Il y a un lien entre la dette du Québec et le taux d’emprunt mais pas celui que vous pensez
11 mai 2019
Entre 2010 et 2015, c’est 20,2G$ de dollars que le gouvernement québécois a imposés en « effort » budgétaire dans le but d’atteindre le déficit zéro. Durant cette période, il a haussé ses revenus de 6,2G$ et réduit ses dépenses de 14G$. Ironiquement, on apprenait dans le dernier budget de la CAQ que le gouvernement prévoit dégager des surplus de 21,1G$ sur six ans.
Les gouvernements ne se contentent plus d’atteindre l’équilibre budgétaire, ils le dépassent largement. Ce choix frise pourtant l’obscénité, alors que l’actualité révèle régulièrement les effets délétères de l’insuffisance des ressources sur les services à la population. Dire que les politiques d’austérité étaient mal avisées relève en somme du pur euphémisme.
Et pourtant, ça continue. Le rapport mensuel des opérations financières du mois de février du ministère des Finances du Québec nous apprenait que les surplus de l’exercice 2018-2019 dépassaient maintenant les 9,1G$. 9,1G$ pour une seule année ! C’est plus que colossal dans le budget d’une province canadienne.
Le gouvernement du Québec utilise ces surplus pour réduire l’endettement du Québec.
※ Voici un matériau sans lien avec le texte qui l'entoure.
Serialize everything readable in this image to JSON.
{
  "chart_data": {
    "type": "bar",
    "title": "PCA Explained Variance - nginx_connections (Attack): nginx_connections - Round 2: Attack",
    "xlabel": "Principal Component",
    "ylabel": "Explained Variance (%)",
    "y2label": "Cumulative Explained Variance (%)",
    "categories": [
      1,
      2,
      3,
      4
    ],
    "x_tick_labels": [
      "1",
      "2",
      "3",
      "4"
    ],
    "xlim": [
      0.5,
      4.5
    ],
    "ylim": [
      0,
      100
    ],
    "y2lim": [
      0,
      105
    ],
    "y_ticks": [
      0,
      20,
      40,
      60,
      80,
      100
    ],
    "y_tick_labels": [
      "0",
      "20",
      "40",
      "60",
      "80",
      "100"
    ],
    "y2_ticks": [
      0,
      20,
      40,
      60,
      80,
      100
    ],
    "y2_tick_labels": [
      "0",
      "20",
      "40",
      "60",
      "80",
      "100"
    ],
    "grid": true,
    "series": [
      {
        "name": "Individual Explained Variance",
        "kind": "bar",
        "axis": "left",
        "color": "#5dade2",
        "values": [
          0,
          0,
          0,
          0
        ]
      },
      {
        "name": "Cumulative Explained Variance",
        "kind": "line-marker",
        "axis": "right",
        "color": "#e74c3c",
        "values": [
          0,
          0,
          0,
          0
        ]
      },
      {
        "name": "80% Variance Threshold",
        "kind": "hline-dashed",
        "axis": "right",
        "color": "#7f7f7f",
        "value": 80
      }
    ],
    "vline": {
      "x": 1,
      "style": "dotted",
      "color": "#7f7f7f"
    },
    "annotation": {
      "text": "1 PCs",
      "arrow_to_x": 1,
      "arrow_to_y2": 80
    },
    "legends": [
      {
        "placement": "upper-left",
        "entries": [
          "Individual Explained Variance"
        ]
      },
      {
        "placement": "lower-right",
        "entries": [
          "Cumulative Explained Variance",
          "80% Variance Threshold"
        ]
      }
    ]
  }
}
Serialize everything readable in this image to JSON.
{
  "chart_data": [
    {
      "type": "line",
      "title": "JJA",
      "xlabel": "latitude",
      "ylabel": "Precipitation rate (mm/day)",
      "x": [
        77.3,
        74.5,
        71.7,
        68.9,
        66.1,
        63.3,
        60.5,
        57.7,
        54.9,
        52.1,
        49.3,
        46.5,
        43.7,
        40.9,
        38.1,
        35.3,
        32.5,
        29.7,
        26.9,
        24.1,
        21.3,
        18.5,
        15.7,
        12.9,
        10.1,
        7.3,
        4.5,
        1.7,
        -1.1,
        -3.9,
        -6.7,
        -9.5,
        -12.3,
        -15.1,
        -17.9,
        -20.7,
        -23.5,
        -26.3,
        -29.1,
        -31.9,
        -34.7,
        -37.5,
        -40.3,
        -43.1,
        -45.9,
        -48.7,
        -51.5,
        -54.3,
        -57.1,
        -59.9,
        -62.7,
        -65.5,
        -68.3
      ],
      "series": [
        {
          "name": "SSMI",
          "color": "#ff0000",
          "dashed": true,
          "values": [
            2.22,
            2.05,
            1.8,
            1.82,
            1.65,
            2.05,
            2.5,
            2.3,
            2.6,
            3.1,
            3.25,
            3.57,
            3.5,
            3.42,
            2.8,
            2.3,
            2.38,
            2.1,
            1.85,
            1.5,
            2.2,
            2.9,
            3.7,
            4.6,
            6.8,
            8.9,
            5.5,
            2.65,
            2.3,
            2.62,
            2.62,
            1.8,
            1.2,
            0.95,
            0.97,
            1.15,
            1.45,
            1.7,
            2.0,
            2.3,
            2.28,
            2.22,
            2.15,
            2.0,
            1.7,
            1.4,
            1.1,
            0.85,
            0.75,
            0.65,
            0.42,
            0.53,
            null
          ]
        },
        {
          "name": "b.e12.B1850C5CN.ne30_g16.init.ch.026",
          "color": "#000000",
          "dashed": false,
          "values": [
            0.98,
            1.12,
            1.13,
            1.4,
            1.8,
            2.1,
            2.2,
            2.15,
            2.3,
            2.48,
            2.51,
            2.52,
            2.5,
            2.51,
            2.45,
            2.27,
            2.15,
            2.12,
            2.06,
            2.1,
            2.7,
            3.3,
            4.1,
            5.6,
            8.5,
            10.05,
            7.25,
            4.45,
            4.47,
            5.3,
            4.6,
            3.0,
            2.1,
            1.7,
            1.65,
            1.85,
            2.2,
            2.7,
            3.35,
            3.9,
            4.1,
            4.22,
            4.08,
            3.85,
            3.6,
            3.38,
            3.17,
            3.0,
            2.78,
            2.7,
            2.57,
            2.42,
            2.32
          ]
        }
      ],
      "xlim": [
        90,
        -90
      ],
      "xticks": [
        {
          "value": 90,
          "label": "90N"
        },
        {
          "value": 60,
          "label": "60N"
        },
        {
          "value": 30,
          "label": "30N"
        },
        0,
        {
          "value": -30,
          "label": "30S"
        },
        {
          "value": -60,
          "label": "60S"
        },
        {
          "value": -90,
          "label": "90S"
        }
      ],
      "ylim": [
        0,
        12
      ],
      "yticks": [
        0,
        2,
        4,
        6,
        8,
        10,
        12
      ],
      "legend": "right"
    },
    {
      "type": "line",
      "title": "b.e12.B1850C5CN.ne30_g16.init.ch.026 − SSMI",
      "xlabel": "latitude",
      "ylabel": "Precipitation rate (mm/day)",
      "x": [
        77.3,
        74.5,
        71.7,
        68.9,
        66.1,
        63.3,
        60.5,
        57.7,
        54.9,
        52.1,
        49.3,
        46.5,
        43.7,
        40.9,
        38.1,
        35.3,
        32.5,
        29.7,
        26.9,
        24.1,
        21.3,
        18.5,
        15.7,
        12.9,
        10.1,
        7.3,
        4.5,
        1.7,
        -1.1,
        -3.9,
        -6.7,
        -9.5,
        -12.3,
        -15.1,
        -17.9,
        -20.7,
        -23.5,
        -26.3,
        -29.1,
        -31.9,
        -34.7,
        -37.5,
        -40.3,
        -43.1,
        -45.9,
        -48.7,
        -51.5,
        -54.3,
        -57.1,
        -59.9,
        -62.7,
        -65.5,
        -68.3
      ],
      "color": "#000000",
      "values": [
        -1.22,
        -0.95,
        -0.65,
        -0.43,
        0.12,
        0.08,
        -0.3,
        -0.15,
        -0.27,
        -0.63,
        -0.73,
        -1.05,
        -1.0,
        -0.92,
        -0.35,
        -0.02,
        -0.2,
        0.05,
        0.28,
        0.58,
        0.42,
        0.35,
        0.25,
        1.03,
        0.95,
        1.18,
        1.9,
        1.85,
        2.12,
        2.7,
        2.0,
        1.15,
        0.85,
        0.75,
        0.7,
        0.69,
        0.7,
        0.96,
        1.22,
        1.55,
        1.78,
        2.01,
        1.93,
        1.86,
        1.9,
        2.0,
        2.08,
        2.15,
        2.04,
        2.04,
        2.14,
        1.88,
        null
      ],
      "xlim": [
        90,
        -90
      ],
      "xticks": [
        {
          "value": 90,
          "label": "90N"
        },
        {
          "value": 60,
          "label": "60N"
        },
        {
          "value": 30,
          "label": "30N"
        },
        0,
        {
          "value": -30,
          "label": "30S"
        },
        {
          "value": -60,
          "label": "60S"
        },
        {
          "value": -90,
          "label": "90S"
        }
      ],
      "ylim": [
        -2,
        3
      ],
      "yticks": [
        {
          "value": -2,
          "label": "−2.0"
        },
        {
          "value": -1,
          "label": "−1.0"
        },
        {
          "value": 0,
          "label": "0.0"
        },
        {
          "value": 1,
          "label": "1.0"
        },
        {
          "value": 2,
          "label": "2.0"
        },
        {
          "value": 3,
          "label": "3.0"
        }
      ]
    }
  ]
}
À part l’obsession caquiste de faire « mieux que l’Ontario », l’un des arguments qui soutient cette approche concerne les coûts d’emprunt. À la page I.10 du dernier budget, on peut lire que « [grâce] à la baisse du poids de la dette, le Québec bénéficie de coûts d’emprunt avantageux ».
À l’automne dernier, l’Institut des finances publiques et de la démocratie (IFPD) de l’Université d’Ottawa publiait les résultats d’une étude sur l’impact de la « discipline fiscale ». Les auteurs se sont intéressés à l’endettement des provinces relativement à celui du gouvernement fédéral et ils ont notamment cherché à quantifier l’impact d’une baisse de l’endettement public d’une province sur ses coûts d’emprunt. Les constats qu’on peut en tirer sont extrêmement intéressants, même si ce ne sont pas ceux sur lesquels les auteurs voulaient attirer notre attention.
L’étude montre qu’une baisse d’un point de pourcentage de la dette publique calculée en pourcentage du PIB aura pour effet de réduire le taux d’emprunt d’une province de 0,0005%. Dans le cas du Québec, cela signifie que pour chaque 4 milliards de dollars que le gouvernement rembourse en coupant dans les services à la population, le taux d’emprunt se réduit de 0,0005%. En d’autres termes, oui, une baisse de l’endettement fait diminuer les coûts d’emprunt, mais cette diminution est si petite qu’elle ne peut qu’être qualifiée d’insignifiante.
Poussons le raisonnement plus loin. À partir des résultats obtenus par l’IFPD, on pourrait se demander combien le Québec épargnerait en coût d’emprunt s’il éliminait entièrement sa dette publique.
Supposons ainsi que le gouvernement décidait de fermer tous les ministères et organismes et qu’il ne faisait que rembourser la dette du Québec, il aurait alors besoin de 1,9 année pour rembourser sa dette nette, qui s’élève à 179G$. Toute chose étant égale par ailleurs, quel serait l’effet sur les coûts d’emprunt ? Le rendement des obligations passerait de 2,39% à 2,18%. Il ne reculerait donc que de 0,21 point de pourcentage, soit une baisse de seulement 8,9% ! En d’autres mots, démanteler l’État au grand complet (et détruire l’économie québécoise au passage) n’aurait qu’un effet négligeable sur le taux d’emprunt, selon les paramètres de l’IFPD.
Ces chiffres montrent à quel point il apparaît peu avantageux de se priver de ressources financières qui seraient bien plus précieuses ailleurs.
Toujours à partir des paramètres de l’IFPD, on s’aperçoit d’ailleurs qu’une augmentation du taux d’emploi a deux fois plus d’impact sur les taux d’emprunt qu’une réduction de la dette publique calculée en pourcentage du PIB. Il serait autrement dit plus opportun pour le gouvernement, s’il souhaite avoir un effet sur la taille de la dette par rapport à l’économie, de stimuler la création d’emplois plutôt que de couper dans ses dépenses.
En somme, les données publiées par l’IFPD révèlent une autre facette de l’inefficacité de la soi-disant « discipline fiscale », qui pousse les gouvernements à étouffer les services publics pour mieux réduire les dépenses de programmes. Non seulement il serait plus judicieux de hausser les dépenses et les investissements publics pour renforcer les services à la population, mais le gouvernement se trouverait du coup à réduire, indirectement, ses coûts d’emprunt.
Un argument de plus contre le dogme du conservatisme fiscal.